Data on learners with an official decision of SEN relate to learners with a disability (learners with a personalised schooling project). According to The Law 2005-102 of 11 February 2005 on equal rights and opportunities:
‘A disability is any limitation of activity or restriction of participation in society suffered by a person in his/her environment due to a substantial, lasting or permanent impairment of one or more physical, sensory, mental, cognitive or psychological functions, a multiple disability or a disabling health disorder.’
If learners with SEN have (or potentially have) a disability, their family approaches the département-based centres for people with disabilities (Maison Départementale des Personnes Handicapées (MDPH), one for each French département).
A multi-disciplinary team of the MDPH evaluates the child’s educational needs, proposes annual goals and determines syllabus modifications, examination accommodations.

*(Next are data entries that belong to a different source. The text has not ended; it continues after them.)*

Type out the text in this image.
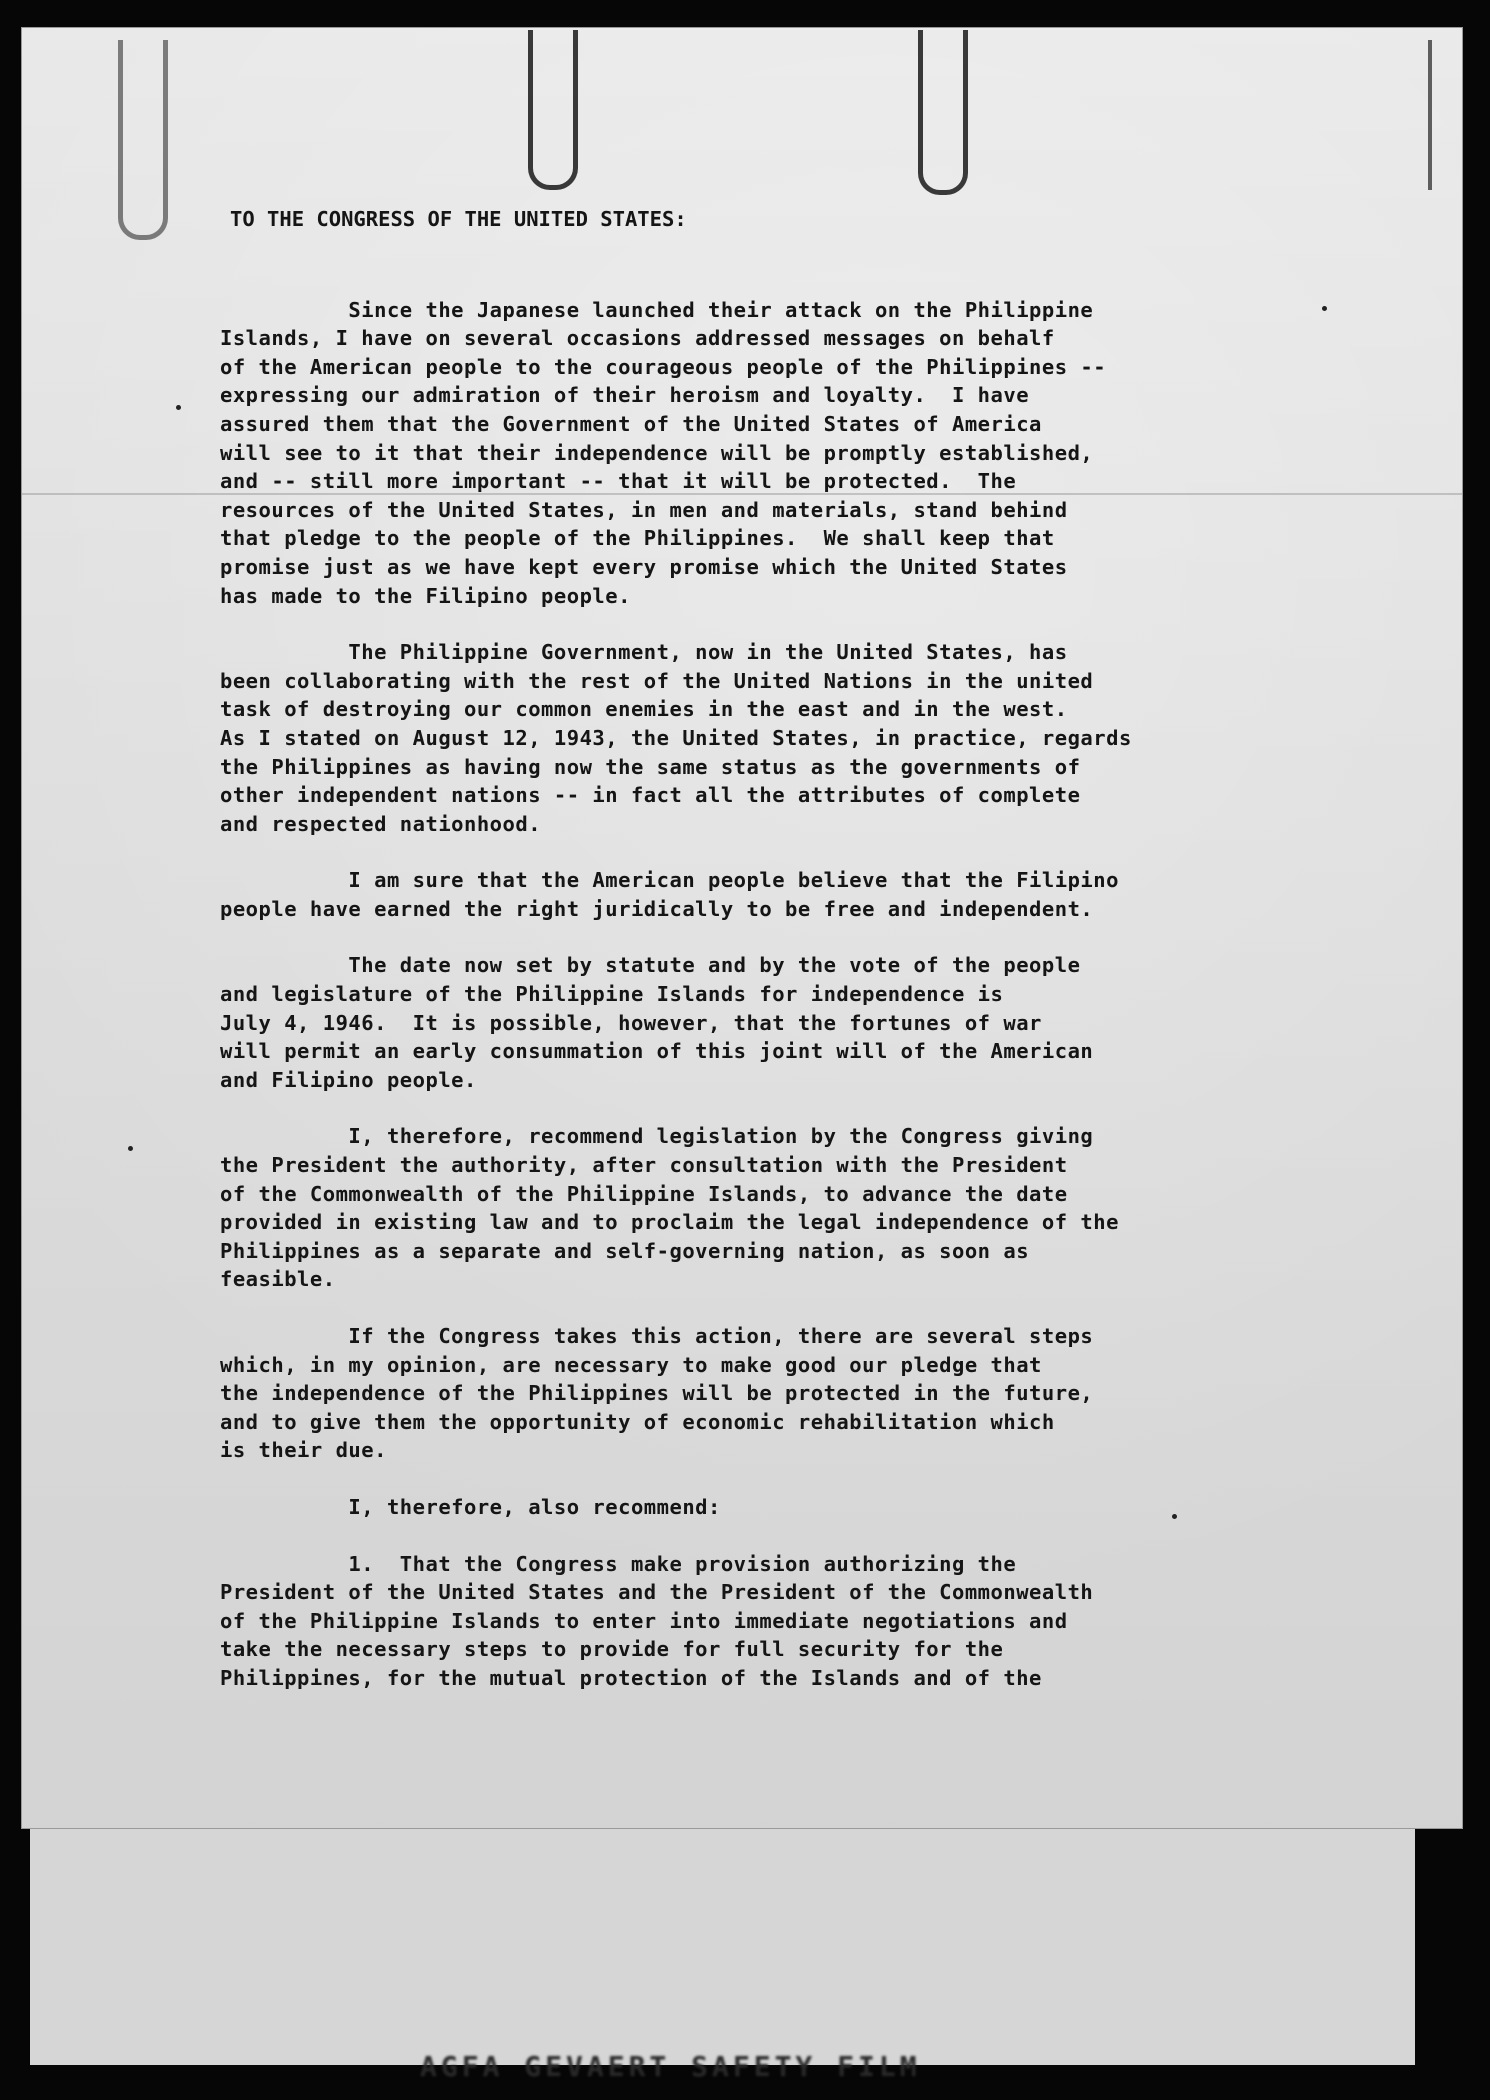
TO THE CONGRESS OF THE UNITED STATES:
Since the Japanese launched their attack on the Philippine
Islands, I have on several occasions addressed messages on behalf
of the American people to the courageous people of the Philippines --
expressing our admiration of their heroism and loyalty.  I have
assured them that the Government of the United States of America
will see to it that their independence will be promptly established,
and -- still more important -- that it will be protected.  The
resources of the United States, in men and materials, stand behind
that pledge to the people of the Philippines.  We shall keep that
promise just as we have kept every promise which the United States
has made to the Filipino people.
The Philippine Government, now in the United States, has
been collaborating with the rest of the United Nations in the united
task of destroying our common enemies in the east and in the west.
As I stated on August 12, 1943, the United States, in practice, regards
the Philippines as having now the same status as the governments of
other independent nations -- in fact all the attributes of complete
and respected nationhood.
I am sure that the American people believe that the Filipino
people have earned the right juridically to be free and independent.
The date now set by statute and by the vote of the people
and legislature of the Philippine Islands for independence is
July 4, 1946.  It is possible, however, that the fortunes of war
will permit an early consummation of this joint will of the American
and Filipino people.
I, therefore, recommend legislation by the Congress giving
the President the authority, after consultation with the President
of the Commonwealth of the Philippine Islands, to advance the date
provided in existing law and to proclaim the legal independence of the
Philippines as a separate and self-governing nation, as soon as
feasible.
If the Congress takes this action, there are several steps
which, in my opinion, are necessary to make good our pledge that
the independence of the Philippines will be protected in the future,
and to give them the opportunity of economic rehabilitation which
is their due.
I, therefore, also recommend:
1.  That the Congress make provision authorizing the
President of the United States and the President of the Commonwealth
of the Philippine Islands to enter into immediate negotiations and
take the necessary steps to provide for full security for the
Philippines, for the mutual protection of the Islands and of the
AGFA GEVAERT SAFETY FILM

It also notifies schooling modalities (i.e. schooling in a mainstream class, schooling with the support of a ULIS facility, schooling in a special unit or school organised by the Ministry of Health, etc.), human help and external support provision to meet the child’s/learner’s needs.
This results in a personalised schooling project, which considers the wishes of the child/learner and their parents.
The multi-disciplinary team’s external members include one or several doctors, a psychologist, an occupational therapist, a nurse and a school social worker. In some cases, it may call on experts, either at its own initiative or at the parents’ request. Its internal members include a reference teacher, an occupational integration instructor and a primary or secondary teacher, according to the level of the child/learner.
The MDPH multidisciplinary assessment team generates a personalised schooling project (projet personnalisé de scolarisation, PPS). The project is conceived according to the learner’s needs and proficiency and their family’s opinion on implementing:
- Pedagogical adaptations (differentiation/adaptation of the curriculum)
- Assessment accommodations (e.g. extra time)
- Assistive technology
- Human help from a support assistant (accompagnant d'élèves en situation de handicap – AESH) who provides individual help to learners with an official decision of SEN in mainstream education.
If necessary, specific arrangements – including help from external support services – can be organised (e.g. speech therapists).
An implementation document is generated to summarise all adaptations notified by the MDPH (e.g. PPS implementation document for primary school learners).
The education monitoring team meets at least once a year to assess the PPS and its implementation. This evaluation makes it possible to measure the adequacy of the means implemented to meet the learner’s needs. In both mainstream and special education, the school head teacher and any health professional supporting the child’s schooling can participate in the education monitoring team. The team includes the children or their parents, as well as the learner’s referent teacher responsible for implementing the PPS.
Within the EASIE data collection, specific questions examine children/learners who are out of education. This means children/learners who should, by law, be in some form of recognised education, but who are out of any form of recognised education. A recognised form of education is any type of education organised by or approved by any recognised educational provider in the public or private sector.
Children out of any form of education provision. No data is collected/available on out-of-education children.